Published by jeanniefinks over 2 years ago

New Features:

  • One-shot and recipe arguments support added for transformers, yolov5, and torchvision.
  • Dockerfiles and new build processes created for Docker.
  • CLI formats and inclusion standardized on install of SparseML for transformers, yolov5, and torchvision.
  • N:M pruning mask creator deployed for use in PyTorch pruning modifiers.
  • Masked_language_modeling training CLI added for transformers.
  • Documentation additions made across all standard integrations and pathways.
  • GitHub action tests running for end-to-end testing of integrations.

Changes:

  • Click as a root dependency added as the new preferred route for CLI invocation and arg management.
  • Provider parameter added for ONNXRuntime InferenceSessions.
  • Moved onnxruntime to optional install extra. onnxruntime no longer a root dependency and will only be imported when using specific pathways.
  • QAT export pipelines improved with better support for QATMatMul and custom operators.

Resolved Issues:

  • Incorrect commands and models updated for older docs for transformers, yolov5, and torchvision.
  • YOLOv5 issues addressed with data files, configs, and datasets not being easily accessible with the new install pathway.

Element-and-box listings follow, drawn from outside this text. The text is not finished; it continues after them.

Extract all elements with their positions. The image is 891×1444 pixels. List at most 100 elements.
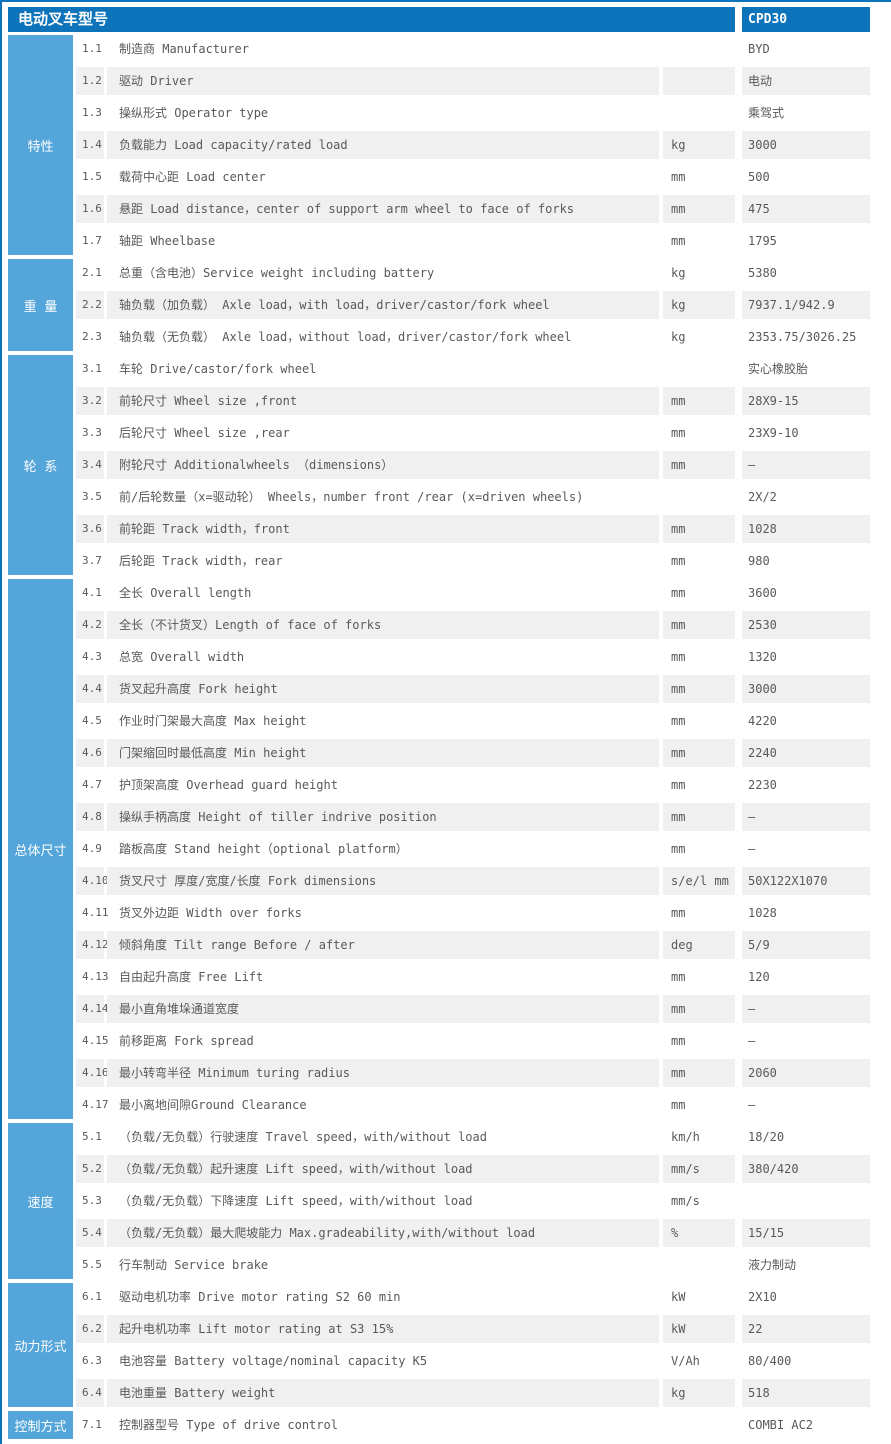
row-description: 驱动 Driver <box>107 67 659 95</box>
table-row: 6.2 起升电机功率 Lift motor rating at S3 15% kW 2… <box>76 1313 870 1345</box>
table-row: 3.5 前/后轮数量（x=驱动轮） Wheels，number front /re… <box>76 481 870 513</box>
row-value: 500 <box>748 170 770 184</box>
cell-gap <box>735 611 742 639</box>
cell-gap <box>735 35 742 63</box>
row-unit: mm <box>663 1059 735 1087</box>
table-row: 1.5 载荷中心距 Load center mm 500 <box>76 161 870 193</box>
table-row: 3.1 车轮 Drive/castor/fork wheel 实心橡胶胎 <box>76 353 870 385</box>
row-description: 货叉尺寸 厚度/宽度/长度 Fork dimensions <box>107 867 659 895</box>
sidebar-group-label: 动力形式 <box>14 1339 67 1355</box>
cell-gap <box>735 1187 742 1215</box>
row-number: 2.3 <box>82 330 102 343</box>
row-description: 载荷中心距 Load center <box>119 170 266 184</box>
cell-gap <box>735 451 742 479</box>
table-row: 4.14 最小直角堆垛通道宽度 mm — <box>76 993 870 1025</box>
row-unit: kW <box>671 1290 686 1304</box>
row-number: 4.7 <box>82 778 102 791</box>
table-row: 4.12 倾斜角度 Tilt range Before / after deg 5/9 <box>76 929 870 961</box>
row-number: 7.1 <box>82 1418 102 1431</box>
cell-gap <box>735 483 742 511</box>
row-description: 起升电机功率 Lift motor rating at S3 15% <box>107 1315 659 1343</box>
cell-gap <box>735 1379 742 1407</box>
cell-gap <box>735 1091 742 1119</box>
row-unit: s/e/l mm <box>663 867 735 895</box>
row-unit: mm <box>671 170 686 184</box>
row-description: 前轮距 Track width，front <box>107 515 659 543</box>
row-description: （负载/无负载）下降速度 Lift speed，with/without loa… <box>119 1194 473 1208</box>
row-unit: mm <box>671 1098 686 1112</box>
row-unit: mm <box>671 650 686 664</box>
row-number: 5.3 <box>82 1194 102 1207</box>
category-sidebar: 特性重 量轮 系总体尺寸 速度 动力形式 控制方式 <box>8 33 73 1441</box>
row-unit: mm <box>663 451 735 479</box>
row-value: 3000 <box>742 131 870 159</box>
row-number: 3.3 <box>82 426 102 439</box>
row-value: 乘驾式 <box>748 106 785 120</box>
row-value: BYD <box>748 42 770 56</box>
row-value: 2060 <box>742 1059 870 1087</box>
row-description: 自由起升高度 Free Lift <box>119 970 264 984</box>
row-unit: mm <box>671 714 686 728</box>
row-number: 4.4 <box>76 675 104 703</box>
cell-gap <box>735 931 742 959</box>
table-row: 4.3 总宽 Overall width mm 1320 <box>76 641 870 673</box>
table-row: 5.3 （负载/无负载）下降速度 Lift speed，with/without … <box>76 1185 870 1217</box>
row-number: 1.7 <box>82 234 102 247</box>
row-description: 轴负载（无负载） Axle load，without load，driver/c… <box>119 330 572 344</box>
row-number: 4.10 <box>76 867 109 895</box>
row-number: 5.1 <box>82 1130 102 1143</box>
cell-gap <box>735 67 742 95</box>
row-number: 1.1 <box>82 42 102 55</box>
row-unit: mm <box>671 842 686 856</box>
row-value: 23X9-10 <box>748 426 799 440</box>
table-row: 1.7 轴距 Wheelbase mm 1795 <box>76 225 870 257</box>
row-value: 475 <box>742 195 870 223</box>
row-value: 980 <box>748 554 770 568</box>
spec-header: 电动叉车型号 CPD30 <box>8 7 870 32</box>
row-number: 4.14 <box>76 995 109 1023</box>
cell-gap <box>735 835 742 863</box>
row-value: 2X10 <box>748 1290 777 1304</box>
header-title: 电动叉车型号 <box>8 7 735 32</box>
row-unit <box>663 35 735 63</box>
sidebar-group-block: 轮 系 <box>8 355 73 575</box>
row-number: 1.6 <box>76 195 104 223</box>
table-row: 5.5 行车制动 Service brake 液力制动 <box>76 1249 870 1281</box>
row-value: — <box>748 1098 756 1112</box>
row-unit <box>663 355 735 383</box>
row-description: 轴距 Wheelbase <box>119 234 216 248</box>
row-description: 倾斜角度 Tilt range Before / after <box>107 931 659 959</box>
cell-gap <box>735 1123 742 1151</box>
row-value: — <box>748 1034 756 1048</box>
row-value: 2353.75/3026.25 <box>748 330 857 344</box>
page-top-border <box>0 0 891 2</box>
table-row: 4.10 货叉尺寸 厚度/宽度/长度 Fork dimensions s/e/l m… <box>76 865 870 897</box>
row-description: （负载/无负载）最大爬坡能力 Max.gradeability,with/wit… <box>107 1219 659 1247</box>
row-value: 1320 <box>748 650 777 664</box>
row-description: 作业时门架最大高度 Max height <box>119 714 307 728</box>
row-number: 3.7 <box>82 554 102 567</box>
sidebar-group-block: 特性 <box>8 35 73 255</box>
row-number: 3.6 <box>76 515 104 543</box>
row-number: 6.4 <box>76 1379 104 1407</box>
cell-gap <box>735 899 742 927</box>
cell-gap <box>735 547 742 575</box>
table-row: 2.1 总重（含电池）Service weight including batte… <box>76 257 870 289</box>
spec-rows: 1.1 制造商 Manufacturer BYD 1.2 驱动 Driver 电动 1.3 操… <box>76 33 870 1441</box>
row-description: 前移距离 Fork spread <box>119 1034 254 1048</box>
row-value: 电动 <box>742 67 870 95</box>
sidebar-group-label: 总体尺寸 <box>14 843 67 859</box>
row-value: 液力制动 <box>748 1258 797 1272</box>
row-number: 5.4 <box>76 1219 104 1247</box>
row-unit: kg <box>663 1379 735 1407</box>
row-unit: mm <box>671 970 686 984</box>
row-number: 3.2 <box>76 387 104 415</box>
row-unit: mm <box>671 778 686 792</box>
row-number: 6.3 <box>82 1354 102 1367</box>
table-row: 1.1 制造商 Manufacturer BYD <box>76 33 870 65</box>
row-description: 最小直角堆垛通道宽度 <box>107 995 659 1023</box>
sidebar-group-label: 控制方式 <box>14 1419 67 1435</box>
row-unit: mm <box>663 739 735 767</box>
row-unit <box>663 67 735 95</box>
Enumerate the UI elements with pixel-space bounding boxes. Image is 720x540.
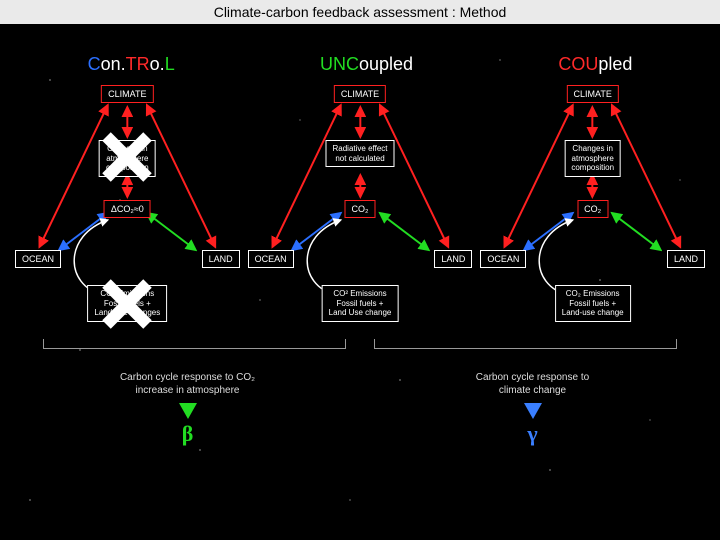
bracket-beta bbox=[43, 339, 347, 349]
slide-header: Climate-carbon feedback assessment : Met… bbox=[0, 0, 720, 24]
bracket-gamma bbox=[374, 339, 678, 349]
diagram-content: Con.TRo.L UNCoupled COUpled CLIMATE Chan… bbox=[0, 24, 720, 447]
cross-out-icon bbox=[103, 133, 151, 181]
node-co2: CO₂ bbox=[577, 200, 608, 218]
col-title-coupled: COUpled bbox=[558, 54, 632, 75]
beta-block: β bbox=[179, 403, 197, 447]
beta-arrow-icon bbox=[179, 403, 197, 419]
node-ocean: OCEAN bbox=[248, 250, 294, 268]
col-title-control: Con.TRo.L bbox=[88, 54, 175, 75]
cross-out-icon bbox=[103, 280, 151, 328]
node-co2: ΔCO₂≈0 bbox=[104, 200, 151, 218]
node-climate: CLIMATE bbox=[101, 85, 153, 103]
panel-uncoupled: CLIMATE Radiative effectnot calculated C… bbox=[248, 85, 473, 335]
gamma-arrow-icon bbox=[524, 403, 542, 419]
node-ocean: OCEAN bbox=[15, 250, 61, 268]
node-ocean: OCEAN bbox=[480, 250, 526, 268]
beta-symbol: β bbox=[179, 421, 197, 447]
feedback-labels-row: Carbon cycle response to CO₂increase in … bbox=[15, 371, 705, 397]
panel-control: CLIMATE Changes inatmospherecomposition … bbox=[15, 85, 240, 335]
feedback-gamma-text: Carbon cycle response toclimate change bbox=[374, 371, 691, 397]
feedback-beta-text: Carbon cycle response to CO₂increase in … bbox=[29, 371, 346, 397]
node-co2: CO₂ bbox=[345, 200, 376, 218]
node-land: LAND bbox=[434, 250, 472, 268]
node-emissions: CO² EmissionsFossil fuels +Land Use chan… bbox=[322, 285, 399, 322]
column-titles-row: Con.TRo.L UNCoupled COUpled bbox=[15, 54, 705, 75]
node-land: LAND bbox=[667, 250, 705, 268]
col-title-uncoupled: UNCoupled bbox=[320, 54, 413, 75]
panel-coupled: CLIMATE Changes inatmospherecomposition … bbox=[480, 85, 705, 335]
node-emissions: CO₂ EmissionsFossil fuels +Land-use chan… bbox=[555, 285, 631, 322]
gamma-block: γ bbox=[524, 403, 542, 447]
node-radiative: Radiative effectnot calculated bbox=[326, 140, 395, 167]
node-climate: CLIMATE bbox=[567, 85, 619, 103]
panels-row: CLIMATE Changes inatmospherecomposition … bbox=[15, 85, 705, 335]
brackets-row bbox=[15, 339, 705, 369]
symbols-row: β γ bbox=[15, 403, 705, 447]
slide-title: Climate-carbon feedback assessment : Met… bbox=[214, 4, 507, 20]
node-climate: CLIMATE bbox=[334, 85, 386, 103]
gamma-symbol: γ bbox=[524, 421, 542, 447]
node-radiative: Changes inatmospherecomposition bbox=[564, 140, 621, 177]
node-land: LAND bbox=[202, 250, 240, 268]
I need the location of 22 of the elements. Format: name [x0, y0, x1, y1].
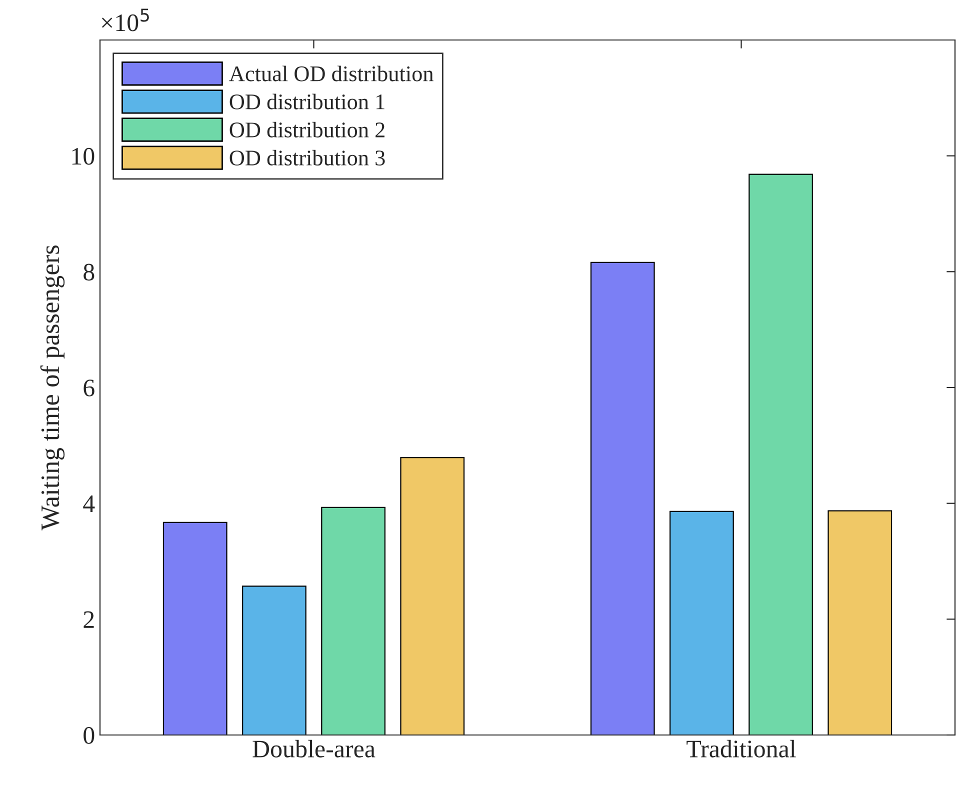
bar	[748, 174, 813, 735]
y-axis-title: Waiting time of passengers	[40, 246, 65, 530]
legend-label: OD distribution 3	[230, 150, 385, 166]
text: ×10$^{5}$	[102, 8, 149, 32]
legend-label: OD distribution 1	[230, 94, 384, 110]
legend-label: OD distribution 2	[230, 122, 384, 138]
x-tick-label: Double-area	[252, 740, 376, 758]
bar	[670, 510, 734, 735]
y-tick-label: 6	[84, 380, 94, 396]
bar	[242, 586, 306, 735]
y-tick-label: 4	[83, 496, 95, 512]
bar	[400, 457, 465, 735]
y-tick-label: 2	[84, 611, 94, 628]
y-tick-label: 10	[72, 148, 94, 165]
y-tick-label: 8	[84, 264, 94, 281]
legend-label: Actual OD distribution	[229, 66, 434, 82]
bar	[162, 522, 228, 735]
x-tick-label: Traditional	[686, 740, 796, 758]
bar	[828, 510, 892, 735]
y-tick-label: 0	[84, 727, 94, 744]
bar	[590, 262, 655, 735]
bar	[321, 506, 386, 735]
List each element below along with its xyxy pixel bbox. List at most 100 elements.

They are now included in the sparseml src folder for yolov5.
  • An extra batch no longer runs for the PyTorch ModuleRunner.
  • None sparsity parameter was being improperly propagated for sparsity in the PyTorch ConstantPruningModifier.
  • PyPI dependency conflicts no longer occur with the latest ONNX and Protobuf upgrades.
  • When GPUs were not available, yolov5 pathways were not working.
  • Transformers export was not working properly when neither --do_train or --do_eval arguments were passed in.
  • Non-string keys now allowed within recipes.
  • Numerous fixes applied for pruning modifiers including improper masks casting, improper initialization, and improper arguments passed through for MFAC.
  • YOLOv5 export formatting error addressed.
  • Missing or incorrect data corrected for logging and recording statements.
  • PyTorch DistillationModifier for transformers was ignoring both "self" distillation and "disable" distillation values; instead, normal distillation would be used.
  • FP16 not deactivating on QAT start for torchvision.

Known Issues:

  • PyTorch > 1.9 quantized ONNX export is broken; waiting on PyTorch resolution and testing.
sparseml - SparseML v0.12.2 Patch Release

Published by jeanniefinks over 2 years ago

This is a patch release for 0.12.0 that contains the following changes:

  • Protobuf is restricted to version < 4.0 as the newer version breaks ONNX.